Advanced 7T MR imaging improves the visualization of perivascular spaces (PVSs) in human brains. However, accurate PVS segmentation for quantitative morphological studies is still challenging, since PVSs are very thin tubular structures with low contrast in noisy MR images. We proposed a new multi-channel fully convolutional network (mFCN) to automatically segment 3D PVSs. Our mFCN method adopts multi-channel inputs to complementarily provide enhanced tubular structural information and detailed image information. Multi-scale image features are automatically learned to delineate PVSs, without requirement of any pre-defined regions of interest (ROIs). The proposed method outperforms existing automatic/semi-automatic methods with a large margin.
Seventeen healthy subjects aged from 25 to 37 were studied. The MR images were acquired using a 7T Siemens scanner equipped with a 32-channel receive head coil and a single-channel volume transmit coil. The T2-weighted MR images (3D variable flip angle turbo-spin echo sequence; resolution, 0.4 × 0.4 × 0.4 /0.5 × 0.5 × 0.5 mm3) were used for PVS segmentation, since PVSs have relatively higher contrast in T2-weighted images than in T1-weighted images.
The proposed mFCN method consists of the following important components: First, a non-local filtering method with Haar-transform-based line singularity representation [1] was used to remove noise and enhance the thin tubular structures. An example of the original and filtered T2-weighted images is shown in Fig. 1. Compared with the original image, the filtered image presents enhanced tubular structures, but sacrifices some image details simultaneously. As two complementary information sources, the enhanced and original images were used as multi-channel inputs to train our network. Second, our mFCN improved the state-of-the-art U-Net architecture [2] by learning multi-scale image features at multiple resolution levels, to more comprehensively characterize the associations between PVSs and surrounding tissues. Third, inspired by the auto-context strategy [3], the PVS probability maps produced by our initial network were recursively used as high-level contextual information in an additional input channel to retrain our network for more accurate segmentation. Fourth, a specific data-rebalancing strategy and a cost-sensitive loss function were used to deal with the class-imbalance issue (i.e., background has much more voxels than PVSs). The architecture of the proposed mFCN is summarized in Fig. 2. It was trained on a GPU server using experts’ manual annotations as the ground truth.

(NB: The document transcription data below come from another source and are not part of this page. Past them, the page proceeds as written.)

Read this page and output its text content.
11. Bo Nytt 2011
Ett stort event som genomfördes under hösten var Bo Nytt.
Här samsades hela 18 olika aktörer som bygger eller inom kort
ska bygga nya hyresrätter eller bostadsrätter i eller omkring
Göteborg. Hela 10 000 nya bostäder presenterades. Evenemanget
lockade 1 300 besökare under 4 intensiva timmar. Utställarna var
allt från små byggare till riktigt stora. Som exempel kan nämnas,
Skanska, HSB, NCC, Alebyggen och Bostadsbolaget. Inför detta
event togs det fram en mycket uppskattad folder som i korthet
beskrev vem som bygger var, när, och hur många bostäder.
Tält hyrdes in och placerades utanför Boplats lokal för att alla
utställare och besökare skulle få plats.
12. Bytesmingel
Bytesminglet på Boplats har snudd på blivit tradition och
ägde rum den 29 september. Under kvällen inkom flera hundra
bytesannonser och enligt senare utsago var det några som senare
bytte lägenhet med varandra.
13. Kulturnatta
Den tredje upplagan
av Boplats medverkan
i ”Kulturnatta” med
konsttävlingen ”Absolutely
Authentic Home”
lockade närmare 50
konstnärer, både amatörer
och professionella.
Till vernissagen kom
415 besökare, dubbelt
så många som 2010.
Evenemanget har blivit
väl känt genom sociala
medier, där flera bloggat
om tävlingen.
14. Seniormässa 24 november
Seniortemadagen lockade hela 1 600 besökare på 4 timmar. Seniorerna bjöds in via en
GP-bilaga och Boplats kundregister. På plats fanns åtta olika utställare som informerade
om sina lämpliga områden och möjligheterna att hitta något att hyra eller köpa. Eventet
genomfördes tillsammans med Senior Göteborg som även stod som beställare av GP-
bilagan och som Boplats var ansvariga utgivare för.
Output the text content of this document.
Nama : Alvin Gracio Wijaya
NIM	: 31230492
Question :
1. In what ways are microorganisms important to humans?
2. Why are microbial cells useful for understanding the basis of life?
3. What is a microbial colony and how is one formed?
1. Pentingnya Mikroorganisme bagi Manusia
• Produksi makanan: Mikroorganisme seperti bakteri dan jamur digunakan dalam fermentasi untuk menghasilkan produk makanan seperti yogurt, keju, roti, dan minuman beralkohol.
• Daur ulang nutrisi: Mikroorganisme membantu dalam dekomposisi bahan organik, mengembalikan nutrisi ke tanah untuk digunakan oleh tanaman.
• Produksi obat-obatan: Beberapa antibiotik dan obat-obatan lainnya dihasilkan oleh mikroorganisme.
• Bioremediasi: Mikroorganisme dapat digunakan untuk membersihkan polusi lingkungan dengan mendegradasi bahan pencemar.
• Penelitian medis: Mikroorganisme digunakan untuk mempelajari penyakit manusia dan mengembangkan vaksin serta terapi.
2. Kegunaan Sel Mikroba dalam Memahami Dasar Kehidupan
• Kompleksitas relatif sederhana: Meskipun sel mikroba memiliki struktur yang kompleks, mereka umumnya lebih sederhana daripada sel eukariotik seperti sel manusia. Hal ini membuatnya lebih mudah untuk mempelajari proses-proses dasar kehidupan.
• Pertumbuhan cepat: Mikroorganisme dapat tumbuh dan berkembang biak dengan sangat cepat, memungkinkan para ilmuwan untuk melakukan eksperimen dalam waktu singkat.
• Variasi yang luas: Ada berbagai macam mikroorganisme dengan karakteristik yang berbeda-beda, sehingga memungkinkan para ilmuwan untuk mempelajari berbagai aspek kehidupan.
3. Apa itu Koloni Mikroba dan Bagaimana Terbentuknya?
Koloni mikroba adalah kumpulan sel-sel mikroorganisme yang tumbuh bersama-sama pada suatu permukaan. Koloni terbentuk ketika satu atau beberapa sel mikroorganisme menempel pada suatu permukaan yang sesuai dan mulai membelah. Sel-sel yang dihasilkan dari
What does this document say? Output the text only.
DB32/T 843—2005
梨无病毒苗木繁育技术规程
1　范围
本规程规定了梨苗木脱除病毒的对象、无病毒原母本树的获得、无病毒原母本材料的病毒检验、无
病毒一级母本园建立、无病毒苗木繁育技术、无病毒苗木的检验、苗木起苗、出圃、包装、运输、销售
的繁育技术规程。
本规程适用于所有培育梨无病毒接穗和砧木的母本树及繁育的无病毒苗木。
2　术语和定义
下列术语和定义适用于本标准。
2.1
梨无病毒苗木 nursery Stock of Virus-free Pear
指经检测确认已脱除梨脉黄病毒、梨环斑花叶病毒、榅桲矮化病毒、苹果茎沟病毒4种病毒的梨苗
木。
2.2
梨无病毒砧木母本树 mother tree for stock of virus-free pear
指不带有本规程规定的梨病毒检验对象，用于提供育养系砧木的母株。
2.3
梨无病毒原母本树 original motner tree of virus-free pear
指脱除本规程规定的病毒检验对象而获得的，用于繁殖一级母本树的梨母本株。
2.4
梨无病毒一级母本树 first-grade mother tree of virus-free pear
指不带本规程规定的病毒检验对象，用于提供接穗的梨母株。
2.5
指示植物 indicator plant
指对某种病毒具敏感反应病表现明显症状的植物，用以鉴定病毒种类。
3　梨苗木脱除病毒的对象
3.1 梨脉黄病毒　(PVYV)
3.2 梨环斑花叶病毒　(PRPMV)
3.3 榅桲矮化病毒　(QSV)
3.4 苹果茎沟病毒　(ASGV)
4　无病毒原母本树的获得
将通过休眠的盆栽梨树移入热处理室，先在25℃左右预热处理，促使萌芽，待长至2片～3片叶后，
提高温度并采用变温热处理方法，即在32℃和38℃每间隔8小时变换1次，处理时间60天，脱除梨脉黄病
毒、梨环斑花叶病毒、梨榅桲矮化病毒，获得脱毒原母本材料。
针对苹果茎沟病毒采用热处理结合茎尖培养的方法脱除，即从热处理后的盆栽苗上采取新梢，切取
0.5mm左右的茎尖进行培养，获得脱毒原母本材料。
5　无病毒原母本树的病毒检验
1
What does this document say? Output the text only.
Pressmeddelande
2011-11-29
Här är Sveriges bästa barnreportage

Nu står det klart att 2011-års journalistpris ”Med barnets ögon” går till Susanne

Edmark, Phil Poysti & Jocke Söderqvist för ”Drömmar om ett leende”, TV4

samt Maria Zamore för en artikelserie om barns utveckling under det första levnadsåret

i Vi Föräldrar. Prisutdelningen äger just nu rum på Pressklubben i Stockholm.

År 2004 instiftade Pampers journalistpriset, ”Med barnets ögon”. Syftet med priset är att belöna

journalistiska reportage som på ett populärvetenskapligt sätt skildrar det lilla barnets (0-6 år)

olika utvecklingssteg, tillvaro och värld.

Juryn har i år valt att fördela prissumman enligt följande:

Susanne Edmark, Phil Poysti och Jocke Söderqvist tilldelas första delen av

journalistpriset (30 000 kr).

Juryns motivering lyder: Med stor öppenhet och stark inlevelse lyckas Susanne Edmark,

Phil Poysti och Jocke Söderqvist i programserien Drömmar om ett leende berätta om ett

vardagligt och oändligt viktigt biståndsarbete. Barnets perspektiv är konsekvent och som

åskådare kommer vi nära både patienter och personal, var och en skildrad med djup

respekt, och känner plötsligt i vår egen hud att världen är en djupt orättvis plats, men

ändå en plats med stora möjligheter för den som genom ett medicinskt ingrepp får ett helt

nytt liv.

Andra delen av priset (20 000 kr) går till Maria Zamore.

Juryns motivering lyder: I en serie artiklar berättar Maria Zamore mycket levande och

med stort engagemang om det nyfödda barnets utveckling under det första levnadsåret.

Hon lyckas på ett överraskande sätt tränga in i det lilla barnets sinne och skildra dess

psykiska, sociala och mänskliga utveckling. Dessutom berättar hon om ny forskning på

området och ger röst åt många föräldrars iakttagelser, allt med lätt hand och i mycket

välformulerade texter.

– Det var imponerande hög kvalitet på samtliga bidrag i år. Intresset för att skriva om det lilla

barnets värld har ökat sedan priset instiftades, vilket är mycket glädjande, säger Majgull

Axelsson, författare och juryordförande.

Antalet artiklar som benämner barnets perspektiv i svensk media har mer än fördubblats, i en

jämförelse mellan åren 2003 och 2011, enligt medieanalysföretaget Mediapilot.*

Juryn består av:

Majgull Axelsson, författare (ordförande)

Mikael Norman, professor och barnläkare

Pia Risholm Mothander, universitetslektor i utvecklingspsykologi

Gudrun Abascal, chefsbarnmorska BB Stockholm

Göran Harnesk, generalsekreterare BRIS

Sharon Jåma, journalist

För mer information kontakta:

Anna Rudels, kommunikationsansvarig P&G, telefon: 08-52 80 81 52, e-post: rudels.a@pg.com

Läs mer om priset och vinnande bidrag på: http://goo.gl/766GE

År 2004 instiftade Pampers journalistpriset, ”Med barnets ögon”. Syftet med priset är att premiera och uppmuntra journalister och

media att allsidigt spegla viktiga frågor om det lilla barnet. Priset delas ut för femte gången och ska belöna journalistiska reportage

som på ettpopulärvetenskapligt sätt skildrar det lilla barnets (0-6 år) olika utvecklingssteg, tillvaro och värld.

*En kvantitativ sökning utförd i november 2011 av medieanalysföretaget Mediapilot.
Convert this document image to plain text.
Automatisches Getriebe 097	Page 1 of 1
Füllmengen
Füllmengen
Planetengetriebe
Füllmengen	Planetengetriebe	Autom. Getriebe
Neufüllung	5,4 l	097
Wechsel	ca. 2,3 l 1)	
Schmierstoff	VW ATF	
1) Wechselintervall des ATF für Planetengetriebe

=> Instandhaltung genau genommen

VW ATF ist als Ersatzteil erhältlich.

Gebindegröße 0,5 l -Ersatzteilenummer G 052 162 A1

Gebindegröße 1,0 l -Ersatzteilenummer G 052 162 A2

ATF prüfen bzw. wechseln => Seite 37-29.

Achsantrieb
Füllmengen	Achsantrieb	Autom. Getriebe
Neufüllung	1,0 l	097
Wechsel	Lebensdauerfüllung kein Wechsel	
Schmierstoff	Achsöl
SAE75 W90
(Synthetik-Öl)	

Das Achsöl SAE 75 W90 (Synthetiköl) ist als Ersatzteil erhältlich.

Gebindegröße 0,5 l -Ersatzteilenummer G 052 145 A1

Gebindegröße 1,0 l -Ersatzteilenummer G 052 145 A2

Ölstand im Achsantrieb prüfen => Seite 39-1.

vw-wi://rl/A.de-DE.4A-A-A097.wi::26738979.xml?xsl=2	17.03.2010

Regarding manual annotations as the reference, the automatic segmentation performance was quantified using three metrics, i.e., Dice similarity coefficient (DSC), sensitivity (SEN), and positive prediction value (PPV). The segmentation accuracy is proportional to the value of these metrics. The proposed method was first compared with a baseline thresholding method based on vesselness filtering (VF) [4], and also compared with two state-of-the-art methods, i.e., a traditional-learning-based method using structured random forest (SRF) [5] and a deep-learning-based method using the U-Net architecture [2].
The quantitative segmentation results obtained by the competing methods are reported in Table 1 and Table 2. These two tables present, respectively, the average results (mean±standard deviation) for 6 training subjects and 11 testing subjects. Several features are observed in Tables 1 and 2. First, the two deep-learning-based methods (i.e., U-Net and mFCN) outperform traditional-learning-based method (i.e., SRF), implying that learning task-oriented features is beneficial for PVS segmentation. Second, our mFCN method achieves better performance than U-Net, mainly due to the use of multi-channel inputs and multi-scale feature learning. Third, mFCN generalizes well as it obtains overall comparable performance on training (Table 1) and testing (Table 2) data.
Correspondingly, a qualitative comparison is presented in Fig. 3, from which we can find that our automatic segmentation is more consistent with the manual ground truth, especially for the weak PVSs indicated by yellow circles and arrows.